O médico também pode testar outras condições, como um tumor ou outros tipos de danos, para garantir um diagnóstico correto.

Exercícios

[Fisioterapia degenerativa da doença discal]

Os exercícios podem ajudar a fortalecer e estabilizar a área em torno dos discos afetados e aumentar a mobilidade.

Exercícios que constroem os músculos das costas e do estômago incluem caminhadas, ciclismo e natação, bem como programas de fortalecimento do núcleo, como yoga e pilates.

O Serviço Nacional de Saúde (NHS) do Reino Unido recomenda alguns exercícios simples para tentar em casa.

Deite-se de costas no chão ou na cama, com os pés apoiados no chão.

1. Pressione a parte inferior das costas para o chão. Mantenha por 5 segundos. Repita 10 vezes.

2. Na mesma posição, aperte as nádegas juntas e levante-as suavemente para fazer uma ponte baixa. Se é difícil fazer uma ponte, apenas apertar as nádegas pode ajudar. Faça isso 10 vezes.

3. Gentilmente mova os joelhos de um lado para o outro.

Levantar pesos pode ajudar, mas isso deve ser feito sob orientação e sem dobrar o corpo.

Cirurgia

Pacientes que não respondem a terapias conservadoras em cerca de 3 meses podem considerar a cirurgia.

Esta pode ser uma opção se houver:

  • dor nas costas ou nas pernas que impede o paciente de realizar atividades regulares
  • dormência ou fraqueza nas pernas
  • dificuldade em pé ou andar

As seguintes opções cirúrgicas estão disponíveis:

[Cirurgia degenerativa de doença discal]

Cirurgia de estabilização ou fusão espinhal: a fusão de duas vértebras em conjunto proporciona estabilidade à coluna.

Isso pode ser feito em qualquer lugar da coluna, mas é mais comum na região lombar e na região do pescoço. Estas são as partes mais móveis da coluna.

Isso pode aliviar a dor extrema em pacientes cuja coluna não aguenta mais seu peso, mas também pode acelerar a degeneração dos discos próximos às vértebras fundidas.

Cirurgia de descompressão: Várias opções para remover parte da articulação do disco podem aliviar a pressão sobre os nervos.

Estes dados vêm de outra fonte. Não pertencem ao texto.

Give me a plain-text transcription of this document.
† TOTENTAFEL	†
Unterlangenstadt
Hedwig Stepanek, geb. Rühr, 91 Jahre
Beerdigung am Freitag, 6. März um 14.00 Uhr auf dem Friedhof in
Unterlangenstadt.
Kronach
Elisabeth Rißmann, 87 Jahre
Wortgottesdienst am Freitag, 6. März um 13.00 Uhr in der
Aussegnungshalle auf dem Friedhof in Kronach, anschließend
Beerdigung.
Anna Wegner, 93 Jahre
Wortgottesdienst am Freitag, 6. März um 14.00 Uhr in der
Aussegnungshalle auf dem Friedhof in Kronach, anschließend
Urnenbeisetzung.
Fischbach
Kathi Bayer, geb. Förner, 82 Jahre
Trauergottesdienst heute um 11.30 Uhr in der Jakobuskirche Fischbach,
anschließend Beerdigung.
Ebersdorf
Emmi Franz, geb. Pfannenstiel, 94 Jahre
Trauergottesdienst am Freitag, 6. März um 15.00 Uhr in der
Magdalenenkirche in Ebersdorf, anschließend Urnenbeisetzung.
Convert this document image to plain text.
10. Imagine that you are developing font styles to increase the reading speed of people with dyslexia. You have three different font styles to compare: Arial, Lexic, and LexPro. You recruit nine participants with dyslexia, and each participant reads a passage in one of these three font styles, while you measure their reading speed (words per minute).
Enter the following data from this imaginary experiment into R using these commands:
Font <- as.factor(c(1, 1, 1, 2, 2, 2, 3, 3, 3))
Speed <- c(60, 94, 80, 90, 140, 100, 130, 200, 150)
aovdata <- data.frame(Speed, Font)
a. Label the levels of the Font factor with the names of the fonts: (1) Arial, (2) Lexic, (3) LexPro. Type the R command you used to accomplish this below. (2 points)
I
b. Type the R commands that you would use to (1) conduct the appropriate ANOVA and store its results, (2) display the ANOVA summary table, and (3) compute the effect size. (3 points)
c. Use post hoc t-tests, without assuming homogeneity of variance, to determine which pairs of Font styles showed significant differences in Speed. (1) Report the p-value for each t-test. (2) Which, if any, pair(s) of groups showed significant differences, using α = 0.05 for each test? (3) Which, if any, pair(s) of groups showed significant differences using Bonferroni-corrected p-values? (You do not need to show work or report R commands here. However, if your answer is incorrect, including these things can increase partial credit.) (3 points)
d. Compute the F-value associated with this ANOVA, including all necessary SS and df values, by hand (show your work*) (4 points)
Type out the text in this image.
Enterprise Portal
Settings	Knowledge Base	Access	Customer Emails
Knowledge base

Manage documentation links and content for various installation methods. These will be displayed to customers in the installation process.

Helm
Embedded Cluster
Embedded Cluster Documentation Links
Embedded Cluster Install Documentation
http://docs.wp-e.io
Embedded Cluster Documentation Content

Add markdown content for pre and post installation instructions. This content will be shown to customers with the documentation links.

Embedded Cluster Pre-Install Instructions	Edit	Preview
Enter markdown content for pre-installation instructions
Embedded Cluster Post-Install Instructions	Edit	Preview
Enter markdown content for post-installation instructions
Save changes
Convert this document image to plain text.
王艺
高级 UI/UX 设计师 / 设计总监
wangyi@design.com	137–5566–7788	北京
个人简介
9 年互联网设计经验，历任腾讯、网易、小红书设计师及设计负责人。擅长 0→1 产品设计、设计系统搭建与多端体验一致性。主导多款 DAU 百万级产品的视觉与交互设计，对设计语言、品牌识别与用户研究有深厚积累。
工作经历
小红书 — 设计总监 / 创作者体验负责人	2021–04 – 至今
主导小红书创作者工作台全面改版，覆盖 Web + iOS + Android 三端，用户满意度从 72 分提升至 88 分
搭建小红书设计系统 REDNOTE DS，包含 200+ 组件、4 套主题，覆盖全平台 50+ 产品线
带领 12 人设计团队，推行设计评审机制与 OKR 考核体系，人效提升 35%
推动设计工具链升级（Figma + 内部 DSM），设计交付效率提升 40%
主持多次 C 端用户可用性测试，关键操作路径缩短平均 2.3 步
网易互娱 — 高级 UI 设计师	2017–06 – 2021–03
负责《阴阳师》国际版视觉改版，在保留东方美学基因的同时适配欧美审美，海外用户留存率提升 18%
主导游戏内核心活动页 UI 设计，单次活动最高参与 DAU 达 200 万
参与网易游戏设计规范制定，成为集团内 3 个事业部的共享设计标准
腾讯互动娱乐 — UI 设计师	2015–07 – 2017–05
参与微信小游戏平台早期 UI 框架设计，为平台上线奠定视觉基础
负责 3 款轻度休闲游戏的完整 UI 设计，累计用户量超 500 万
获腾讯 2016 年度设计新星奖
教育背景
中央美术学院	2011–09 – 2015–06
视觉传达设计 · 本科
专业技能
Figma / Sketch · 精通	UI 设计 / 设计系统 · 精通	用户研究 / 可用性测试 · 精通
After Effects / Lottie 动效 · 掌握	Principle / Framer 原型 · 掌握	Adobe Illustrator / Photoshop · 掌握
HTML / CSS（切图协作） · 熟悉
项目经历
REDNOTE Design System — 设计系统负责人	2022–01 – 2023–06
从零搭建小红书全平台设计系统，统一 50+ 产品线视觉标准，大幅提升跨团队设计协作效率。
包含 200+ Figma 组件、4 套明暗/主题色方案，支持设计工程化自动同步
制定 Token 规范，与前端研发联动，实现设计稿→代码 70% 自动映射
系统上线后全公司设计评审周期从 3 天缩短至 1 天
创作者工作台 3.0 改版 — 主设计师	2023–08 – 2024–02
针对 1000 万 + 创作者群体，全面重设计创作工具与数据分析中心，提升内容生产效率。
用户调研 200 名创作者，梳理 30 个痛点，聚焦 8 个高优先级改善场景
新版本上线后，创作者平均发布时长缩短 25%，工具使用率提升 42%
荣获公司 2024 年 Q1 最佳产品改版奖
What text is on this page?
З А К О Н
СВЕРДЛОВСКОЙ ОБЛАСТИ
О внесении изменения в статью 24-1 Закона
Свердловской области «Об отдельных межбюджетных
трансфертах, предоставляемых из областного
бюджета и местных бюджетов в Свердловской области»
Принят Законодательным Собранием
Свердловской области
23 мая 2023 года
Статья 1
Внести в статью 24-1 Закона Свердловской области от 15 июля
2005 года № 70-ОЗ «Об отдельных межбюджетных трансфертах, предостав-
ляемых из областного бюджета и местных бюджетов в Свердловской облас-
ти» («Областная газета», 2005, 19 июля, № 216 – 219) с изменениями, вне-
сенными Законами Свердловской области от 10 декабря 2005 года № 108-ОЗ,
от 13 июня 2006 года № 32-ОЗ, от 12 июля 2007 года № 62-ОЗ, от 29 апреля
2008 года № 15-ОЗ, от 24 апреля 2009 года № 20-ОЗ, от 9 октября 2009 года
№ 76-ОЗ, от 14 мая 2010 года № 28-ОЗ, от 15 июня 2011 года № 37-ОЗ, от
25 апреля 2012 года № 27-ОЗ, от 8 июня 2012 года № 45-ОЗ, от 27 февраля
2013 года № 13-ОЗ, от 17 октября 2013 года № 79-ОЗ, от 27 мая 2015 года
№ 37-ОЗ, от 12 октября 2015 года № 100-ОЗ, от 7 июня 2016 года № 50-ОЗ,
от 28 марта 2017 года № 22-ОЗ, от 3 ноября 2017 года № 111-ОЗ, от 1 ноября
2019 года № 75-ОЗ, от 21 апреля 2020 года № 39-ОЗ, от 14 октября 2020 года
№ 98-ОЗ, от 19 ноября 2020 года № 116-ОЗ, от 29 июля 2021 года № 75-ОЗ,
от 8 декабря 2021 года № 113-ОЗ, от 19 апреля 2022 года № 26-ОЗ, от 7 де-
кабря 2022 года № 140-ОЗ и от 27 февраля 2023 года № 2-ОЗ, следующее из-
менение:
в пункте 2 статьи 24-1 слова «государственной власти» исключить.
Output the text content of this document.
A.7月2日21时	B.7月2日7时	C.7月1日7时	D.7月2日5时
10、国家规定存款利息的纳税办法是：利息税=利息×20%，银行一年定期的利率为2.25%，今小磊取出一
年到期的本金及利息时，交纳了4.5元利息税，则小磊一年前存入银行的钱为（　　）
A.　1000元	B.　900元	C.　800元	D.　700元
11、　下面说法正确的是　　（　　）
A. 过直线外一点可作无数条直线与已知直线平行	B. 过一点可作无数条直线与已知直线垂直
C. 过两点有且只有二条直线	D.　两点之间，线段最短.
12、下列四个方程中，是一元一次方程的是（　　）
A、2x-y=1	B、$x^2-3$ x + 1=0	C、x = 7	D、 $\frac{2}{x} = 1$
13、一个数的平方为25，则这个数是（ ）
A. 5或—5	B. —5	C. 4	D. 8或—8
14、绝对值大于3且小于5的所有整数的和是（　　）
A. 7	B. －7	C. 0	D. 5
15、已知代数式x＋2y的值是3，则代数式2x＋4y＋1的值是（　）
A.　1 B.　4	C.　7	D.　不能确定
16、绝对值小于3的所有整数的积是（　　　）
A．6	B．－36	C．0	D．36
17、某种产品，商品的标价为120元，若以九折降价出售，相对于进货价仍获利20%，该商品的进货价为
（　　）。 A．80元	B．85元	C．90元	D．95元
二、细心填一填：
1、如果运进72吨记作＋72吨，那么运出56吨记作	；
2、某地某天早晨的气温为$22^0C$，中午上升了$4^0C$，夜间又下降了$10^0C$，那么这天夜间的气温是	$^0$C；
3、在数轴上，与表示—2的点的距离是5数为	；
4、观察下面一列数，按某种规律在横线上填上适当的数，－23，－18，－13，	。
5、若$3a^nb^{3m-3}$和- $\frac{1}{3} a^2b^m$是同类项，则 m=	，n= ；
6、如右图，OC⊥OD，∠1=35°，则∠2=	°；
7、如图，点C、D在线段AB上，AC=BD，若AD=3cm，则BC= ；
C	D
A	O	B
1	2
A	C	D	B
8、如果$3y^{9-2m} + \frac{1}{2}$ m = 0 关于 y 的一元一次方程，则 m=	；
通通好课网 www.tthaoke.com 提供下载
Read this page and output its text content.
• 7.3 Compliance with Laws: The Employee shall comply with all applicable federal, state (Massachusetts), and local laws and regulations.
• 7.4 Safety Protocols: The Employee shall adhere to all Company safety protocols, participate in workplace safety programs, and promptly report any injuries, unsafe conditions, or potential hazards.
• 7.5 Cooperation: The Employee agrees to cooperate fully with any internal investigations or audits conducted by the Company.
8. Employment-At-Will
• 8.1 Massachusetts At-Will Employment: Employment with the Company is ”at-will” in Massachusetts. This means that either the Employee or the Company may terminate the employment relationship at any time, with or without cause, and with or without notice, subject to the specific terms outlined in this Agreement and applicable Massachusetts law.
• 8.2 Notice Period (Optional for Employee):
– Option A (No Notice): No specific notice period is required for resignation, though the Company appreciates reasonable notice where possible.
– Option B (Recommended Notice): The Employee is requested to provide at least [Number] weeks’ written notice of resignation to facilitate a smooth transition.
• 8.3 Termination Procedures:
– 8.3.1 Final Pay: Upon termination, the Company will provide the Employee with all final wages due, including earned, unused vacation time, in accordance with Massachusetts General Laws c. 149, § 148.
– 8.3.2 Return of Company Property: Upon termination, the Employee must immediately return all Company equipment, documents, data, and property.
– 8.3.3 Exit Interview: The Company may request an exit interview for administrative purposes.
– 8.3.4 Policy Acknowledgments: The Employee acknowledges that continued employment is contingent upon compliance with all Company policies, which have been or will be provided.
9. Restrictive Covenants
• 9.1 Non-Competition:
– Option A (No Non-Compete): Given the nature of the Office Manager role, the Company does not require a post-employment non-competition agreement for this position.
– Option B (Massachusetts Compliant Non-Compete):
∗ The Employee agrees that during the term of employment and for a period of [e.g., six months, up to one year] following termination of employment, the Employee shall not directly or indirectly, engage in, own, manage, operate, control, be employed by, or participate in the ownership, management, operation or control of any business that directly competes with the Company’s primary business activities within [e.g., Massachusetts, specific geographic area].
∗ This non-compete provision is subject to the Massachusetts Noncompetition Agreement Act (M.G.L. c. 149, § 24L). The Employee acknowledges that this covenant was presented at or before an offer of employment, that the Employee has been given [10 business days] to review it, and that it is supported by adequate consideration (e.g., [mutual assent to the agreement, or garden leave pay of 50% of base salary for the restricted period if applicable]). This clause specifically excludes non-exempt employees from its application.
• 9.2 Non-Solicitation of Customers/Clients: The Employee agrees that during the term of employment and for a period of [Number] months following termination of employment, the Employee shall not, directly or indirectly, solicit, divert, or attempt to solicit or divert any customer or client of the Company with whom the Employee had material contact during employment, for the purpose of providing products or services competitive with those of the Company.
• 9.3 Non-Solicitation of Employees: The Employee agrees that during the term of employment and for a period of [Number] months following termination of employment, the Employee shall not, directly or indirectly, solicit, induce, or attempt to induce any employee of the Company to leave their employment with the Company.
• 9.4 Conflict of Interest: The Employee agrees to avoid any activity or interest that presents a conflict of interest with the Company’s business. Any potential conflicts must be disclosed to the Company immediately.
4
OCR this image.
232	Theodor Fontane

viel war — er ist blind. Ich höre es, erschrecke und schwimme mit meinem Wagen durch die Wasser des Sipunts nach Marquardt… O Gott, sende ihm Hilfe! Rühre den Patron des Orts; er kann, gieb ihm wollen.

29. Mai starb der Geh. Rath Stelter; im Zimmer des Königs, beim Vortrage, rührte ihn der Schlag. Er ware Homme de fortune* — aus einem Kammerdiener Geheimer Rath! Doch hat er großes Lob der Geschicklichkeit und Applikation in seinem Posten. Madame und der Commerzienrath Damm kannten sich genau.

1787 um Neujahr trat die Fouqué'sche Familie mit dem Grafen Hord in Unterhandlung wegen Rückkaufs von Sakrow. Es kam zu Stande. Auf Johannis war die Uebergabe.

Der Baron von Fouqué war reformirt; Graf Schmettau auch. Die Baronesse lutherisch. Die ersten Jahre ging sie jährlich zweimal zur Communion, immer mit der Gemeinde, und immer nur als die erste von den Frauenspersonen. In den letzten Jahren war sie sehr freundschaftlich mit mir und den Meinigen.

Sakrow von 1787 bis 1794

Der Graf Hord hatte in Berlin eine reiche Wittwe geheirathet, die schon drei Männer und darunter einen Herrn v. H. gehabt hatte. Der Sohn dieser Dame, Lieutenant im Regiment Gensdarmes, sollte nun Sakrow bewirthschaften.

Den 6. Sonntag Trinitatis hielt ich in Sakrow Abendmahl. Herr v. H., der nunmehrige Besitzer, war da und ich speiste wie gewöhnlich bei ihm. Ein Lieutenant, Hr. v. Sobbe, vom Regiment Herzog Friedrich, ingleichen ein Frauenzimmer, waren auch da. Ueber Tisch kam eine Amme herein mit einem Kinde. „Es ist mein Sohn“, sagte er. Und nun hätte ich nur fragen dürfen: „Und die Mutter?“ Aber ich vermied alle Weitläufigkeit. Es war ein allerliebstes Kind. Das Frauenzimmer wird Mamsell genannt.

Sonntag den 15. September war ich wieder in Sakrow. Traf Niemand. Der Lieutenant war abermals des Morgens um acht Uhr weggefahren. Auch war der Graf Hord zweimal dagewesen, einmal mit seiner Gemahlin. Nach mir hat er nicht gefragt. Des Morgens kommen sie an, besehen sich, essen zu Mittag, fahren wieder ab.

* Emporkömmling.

Um paciente que desenvolve osteoartrite, hérnia de disco ou estenose espinhal pode necessitar de outros tipos de tratamento.

Terapia com células-tronco

Pesquisadores da Universidade de Queensland, Austrália, tiveram algum sucesso com uma abordagem baseada em engenharia de tecidos usando células-tronco.

O objetivo é estimular a cartilagem funcional a se gerar, usando um sistema de hidrogel injetável. Os pesquisadores concluíram que a terapia com células-tronco pode ser útil para a regeneração do disco intervertebral.

O veredicto ainda está fora, e muitos outros estudos são necessários para provar que este tratamento é seguro e eficaz.